Death of Dreams

I grew up, hoping to be one of two things.  A cop or an Archeologist (thanks, Indiana Jones!), and these at first seemed attainable.  Arguably the archeologist one still is.  I even graduated from Northeastern University with a degree in Criminal Justice.  After failing to drift right into a police job, I joined the military.

Spending four years in the army was no cake-walk.  It also wasn’t too bad at times.  The 16 months of combat took its toll on my mental stability and anger management.  I went for disability and ended up walking away with 60%.  The choice I made of admitting my problems and seeking disability has rendered my dreams of ever becoming a cop virtually nonexistent.

I started the art foundation in response.  I’m no painter, but I love writing and film and appreciate all aspects of art.  I’ve written films, screenplays, and even shopped around a screenplay (failing, I might add) since being home.  This is my plan for the future.  (may do one of those Archeology vacations and hopefully fight off Nazis)

The problem with disability (mentally and/or physically) and admitting you have them, resounds throughout your life.  As a 60% vet, I cannot apply for police departments.  The state has the highest, at 50 percent acceptance.  Even then, I don’t think they’d allow me, with my depression and anxiety in.  These issues will affect large numbers of veterans with problems.  They have to balance their issues with job opportunities.

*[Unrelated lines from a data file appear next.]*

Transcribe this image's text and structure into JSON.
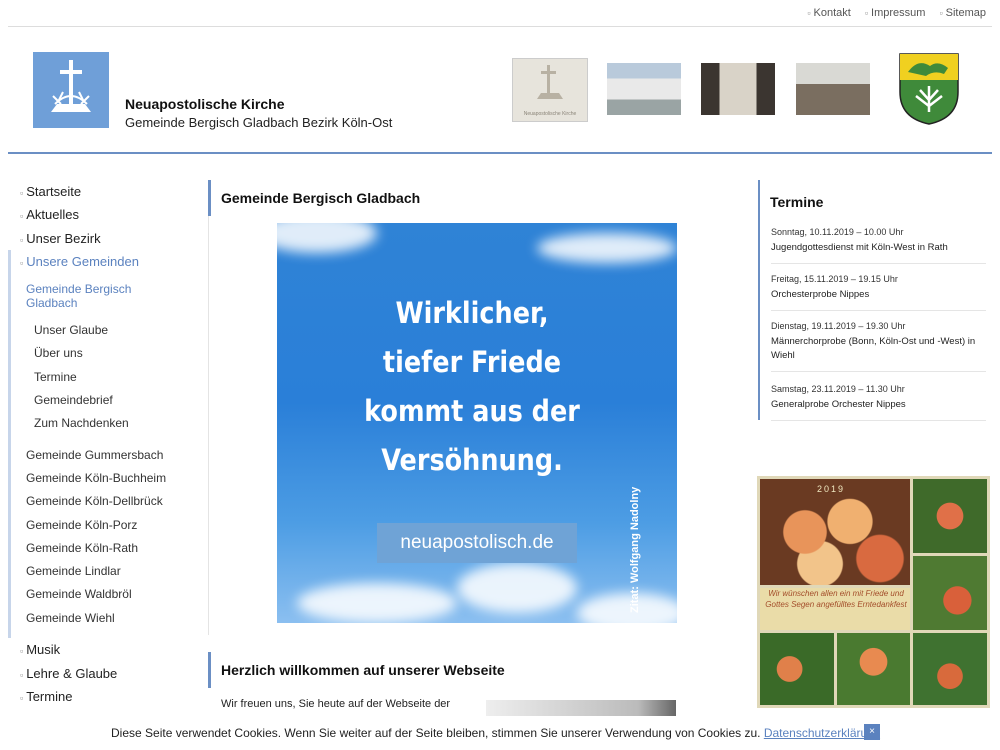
{
  "toplinks": [
    "Kontakt",
    "Impressum",
    "Sitemap"
  ],
  "brand": {
    "name": "Neuapostolische Kirche",
    "subtitle": "Gemeinde Bergisch Gladbach Bezirk Köln-Ost"
  },
  "header_images": {
    "thumb1_caption": "Neuapostolische Kirche"
  },
  "colors": {
    "accent": "#6b8fc4",
    "logo_bg": "#6f9fd8",
    "link": "#5b82bf"
  },
  "nav": {
    "top": [
      "Startseite",
      "Aktuelles",
      "Unser Bezirk",
      "Unsere Gemeinden"
    ],
    "current": "Gemeinde Bergisch Gladbach",
    "sub": [
      "Unser Glaube",
      "Über uns",
      "Termine",
      "Gemeindebrief",
      "Zum Nachdenken"
    ],
    "gemeinden": [
      "Gemeinde Gummersbach",
      "Gemeinde Köln-Buchheim",
      "Gemeinde Köln-Dellbrück",
      "Gemeinde Köln-Porz",
      "Gemeinde Köln-Rath",
      "Gemeinde Lindlar",
      "Gemeinde Waldbröl",
      "Gemeinde Wiehl"
    ],
    "bottom": [
      "Musik",
      "Lehre & Glaube",
      "Termine"
    ]
  },
  "main": {
    "title": "Gemeinde Bergisch Gladbach",
    "banner": {
      "lines": [
        "Wirklicher,",
        "tiefer Friede",
        "kommt aus der",
        "Versöhnung."
      ],
      "button": "neuapostolisch.de",
      "author": "Zitat: Wolfgang Nadolny"
    },
    "welcome_title": "Herzlich willkommen auf unserer Webseite",
    "welcome_text": "Wir freuen uns, Sie heute auf der Webseite der"
  },
  "termine": {
    "title": "Termine",
    "events": [
      {
        "date": "Sonntag, 10.11.2019 – 10.00 Uhr",
        "title": "Jugendgottesdienst mit Köln-West in Rath"
      },
      {
        "date": "Freitag, 15.11.2019 – 19.15 Uhr",
        "title": "Orchesterprobe Nippes"
      },
      {
        "date": "Dienstag, 19.11.2019 – 19.30 Uhr",
        "title": "Männerchorprobe (Bonn, Köln-Ost und -West) in Wiehl"
      },
      {
        "date": "Samstag, 23.11.2019 – 11.30 Uhr",
        "title": "Generalprobe Orchester Nippes"
      }
    ]
  },
  "collage": {
    "year": "2019",
    "note": "Wir wünschen allen ein mit Friede und Gottes Segen angefülltes Erntedankfest"
  },
  "cookie": {
    "text": "Diese Seite verwendet Cookies. Wenn Sie weiter auf der Seite bleiben, stimmen Sie unserer Verwendung von Cookies zu.",
    "link": "Datenschutzerklärung",
    "close": "×"
  }
}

A large portion of combat vets seek jobs in law enforcement or the likes. Those jobs suite their needs and personality.  If they admit their issues, then they’re basically out of luck.  Finding other meaningful work, will be tough.  That’s why I hope to at least help  alleviate some stress with this foundation.  There will be thousands of disenfranchised veterans with little motivation when dreams disappear before their very eyes.  Something needs to change, whether it be laws or employment standards.  To deny veterans jobs, is a crime.